C'è ancora zaffiro nel futuro di Apple

Il fallimento di GT Advanced Technology ha fatto la fortuna di un fornitore russo. Che potrebbe essere la chiave per schermi super-resistenti per il melafonino

Roma - Alla fine dello scorso anno Apple aveva assistito, suo malgrado?, all'implosione di GT Advanced Technology e del suo desiderio di equipaggiare i propri smartphone con un vetro anteriore di cristallo zaffiro. L'azienda con sede negli USA aveva ottenuto un importante commessa da Cupertino, promettendo grandi cose: poi purtroppo, non è mai stato chiarito perché, alle promesse non erano seguiti i fatti e Apple aveva ritirato i propri ordini spingendo il suo fornitore alla bancarotta. Determinando però al contempo la fortuna di un'altra azienda russa, Monocrystal, che in questo modo si è accaparrata la fornitura dei componenti dell'Apple Watch e forse non solo.

Una recente indagine di mercato pubblicata da un'azienda che si occupa di analisi, la Yole Developpement, ha incoronato infatti Monocrystal come il più importante attore a livello planetario nel settore dei cristalli minerali artificiali per l'impiego in elettronica: sono in pochi in questo comparto ad essere riusciti a chiudere il 2014 in attivo, l'azienda russa è una di questi ed è anche riuscita a superare in termini di quote di mercato i più diretti concorrenti giapponesi. Merito senza dubbio degli ordini di Apple, e la spinta propulsiva fornita da questo incentivo pare abbia generato anche interessanti sviluppi per il futuro dell'azienda.

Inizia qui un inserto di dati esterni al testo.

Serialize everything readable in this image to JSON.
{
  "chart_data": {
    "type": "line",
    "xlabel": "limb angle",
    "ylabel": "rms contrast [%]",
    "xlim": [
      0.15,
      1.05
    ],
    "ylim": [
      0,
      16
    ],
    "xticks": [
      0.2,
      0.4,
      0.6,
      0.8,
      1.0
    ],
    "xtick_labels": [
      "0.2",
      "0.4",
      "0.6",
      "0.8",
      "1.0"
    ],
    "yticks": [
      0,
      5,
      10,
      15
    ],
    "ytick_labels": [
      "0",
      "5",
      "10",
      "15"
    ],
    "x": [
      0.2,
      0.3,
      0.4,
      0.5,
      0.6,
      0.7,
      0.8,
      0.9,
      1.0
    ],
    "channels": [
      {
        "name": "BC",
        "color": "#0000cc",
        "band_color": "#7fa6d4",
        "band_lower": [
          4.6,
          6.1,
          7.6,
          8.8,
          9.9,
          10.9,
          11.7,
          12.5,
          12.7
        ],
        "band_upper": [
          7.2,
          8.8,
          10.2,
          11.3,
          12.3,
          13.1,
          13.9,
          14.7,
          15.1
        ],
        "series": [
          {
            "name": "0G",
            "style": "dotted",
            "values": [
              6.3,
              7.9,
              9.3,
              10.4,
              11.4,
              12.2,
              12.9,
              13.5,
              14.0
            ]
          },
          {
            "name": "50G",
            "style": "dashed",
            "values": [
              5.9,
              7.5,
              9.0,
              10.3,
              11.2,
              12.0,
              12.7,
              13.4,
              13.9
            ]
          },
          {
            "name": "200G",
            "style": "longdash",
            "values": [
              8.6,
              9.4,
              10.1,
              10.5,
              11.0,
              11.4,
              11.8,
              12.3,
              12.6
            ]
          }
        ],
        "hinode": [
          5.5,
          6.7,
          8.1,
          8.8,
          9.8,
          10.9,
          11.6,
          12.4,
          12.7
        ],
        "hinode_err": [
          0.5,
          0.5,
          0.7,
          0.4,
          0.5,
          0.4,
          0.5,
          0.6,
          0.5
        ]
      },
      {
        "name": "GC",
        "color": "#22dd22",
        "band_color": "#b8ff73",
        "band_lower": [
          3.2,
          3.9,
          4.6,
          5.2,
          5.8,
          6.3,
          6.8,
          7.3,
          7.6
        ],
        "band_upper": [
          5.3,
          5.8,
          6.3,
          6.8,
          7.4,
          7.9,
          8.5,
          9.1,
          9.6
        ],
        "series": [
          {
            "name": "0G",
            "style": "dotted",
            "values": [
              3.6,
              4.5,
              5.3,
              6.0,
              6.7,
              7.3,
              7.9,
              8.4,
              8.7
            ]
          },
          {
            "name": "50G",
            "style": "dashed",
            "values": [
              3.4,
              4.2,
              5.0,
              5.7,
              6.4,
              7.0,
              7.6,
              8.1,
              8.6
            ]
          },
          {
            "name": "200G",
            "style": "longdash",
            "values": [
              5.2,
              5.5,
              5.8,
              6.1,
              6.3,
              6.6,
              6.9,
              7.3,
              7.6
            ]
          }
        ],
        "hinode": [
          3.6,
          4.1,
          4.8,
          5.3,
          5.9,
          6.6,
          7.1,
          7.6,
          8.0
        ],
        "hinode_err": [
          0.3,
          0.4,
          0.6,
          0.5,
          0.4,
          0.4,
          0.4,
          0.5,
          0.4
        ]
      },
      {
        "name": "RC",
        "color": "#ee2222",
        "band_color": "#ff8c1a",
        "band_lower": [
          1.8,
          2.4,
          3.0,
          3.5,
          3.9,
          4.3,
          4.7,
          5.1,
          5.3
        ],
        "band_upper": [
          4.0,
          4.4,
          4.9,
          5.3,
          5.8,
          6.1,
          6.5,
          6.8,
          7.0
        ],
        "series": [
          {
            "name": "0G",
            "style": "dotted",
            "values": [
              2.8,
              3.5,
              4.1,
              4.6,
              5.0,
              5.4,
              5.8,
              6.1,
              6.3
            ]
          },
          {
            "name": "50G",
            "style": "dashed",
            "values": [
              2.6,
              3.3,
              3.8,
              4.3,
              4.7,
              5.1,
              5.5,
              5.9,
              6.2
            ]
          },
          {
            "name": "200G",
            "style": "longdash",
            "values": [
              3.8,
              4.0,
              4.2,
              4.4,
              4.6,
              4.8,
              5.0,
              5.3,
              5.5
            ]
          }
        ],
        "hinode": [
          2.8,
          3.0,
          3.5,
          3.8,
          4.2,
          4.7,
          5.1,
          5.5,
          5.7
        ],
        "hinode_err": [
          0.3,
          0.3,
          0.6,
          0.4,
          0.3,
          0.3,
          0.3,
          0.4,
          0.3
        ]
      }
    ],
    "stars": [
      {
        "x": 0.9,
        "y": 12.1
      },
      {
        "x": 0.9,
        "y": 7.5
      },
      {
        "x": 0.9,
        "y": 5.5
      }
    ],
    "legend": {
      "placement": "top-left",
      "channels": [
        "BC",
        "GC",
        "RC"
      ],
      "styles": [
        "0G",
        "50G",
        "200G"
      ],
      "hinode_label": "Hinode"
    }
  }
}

A luglio infatti Monocrystal è riuscita a produrre, tramite il proprio consolidato metodo di produzione basato sul processo ideato da Spyro Kyropoulos, una boule di cristallo zaffiro da record: circa 135 chilogrammi, un risultato molto significativo in termini assoluti e che potrebbe spianare la strada al sogno di Cupertino di avere schermi in zaffiro sintetico sui suoi smartphone.
Per ottenere una produzione adeguata ed economicamente conveniente di questo materiale, infatti, occorre partire da boule (l'equivalente del wafer di silicio: un grosso cilidro da fare a fette per ricavare singoli elementi) di dimensioni decisamente superiori al passato per ricavare strati successivi da ritagliare nella forma degli schermi. Boule piccole significa meno schermi per sezione, più sfrido, più tempo necessario per accrescere altro materiale grezzo da lavorare: al contrario i progressi di Monocrystal sembrano prospettare lo scenario inverso, nel quale invece la disponibilità di prodotto finito dovrebbe essere tale da garantire i milioni di esemplari di iPhone che Apple sforna ogni anno.

Per la fine del 2015, Monocrystal stima di poter incrementare ulteriormente la propria produzione di un altro 20 per cento: considerato che già controlla il 30 per cento del mercato globale, ci sono margini anche per pensare che il prossimo settembre Apple avrà una novità in più da aggiungere alla scheda tecnica del suo iPhone, che già dovrebbe essere equipaggiato con una lega di alluminio più robusta per evitare che di nuovo parta la demenziale gara a piegare uno smartphone in diretta YouTube.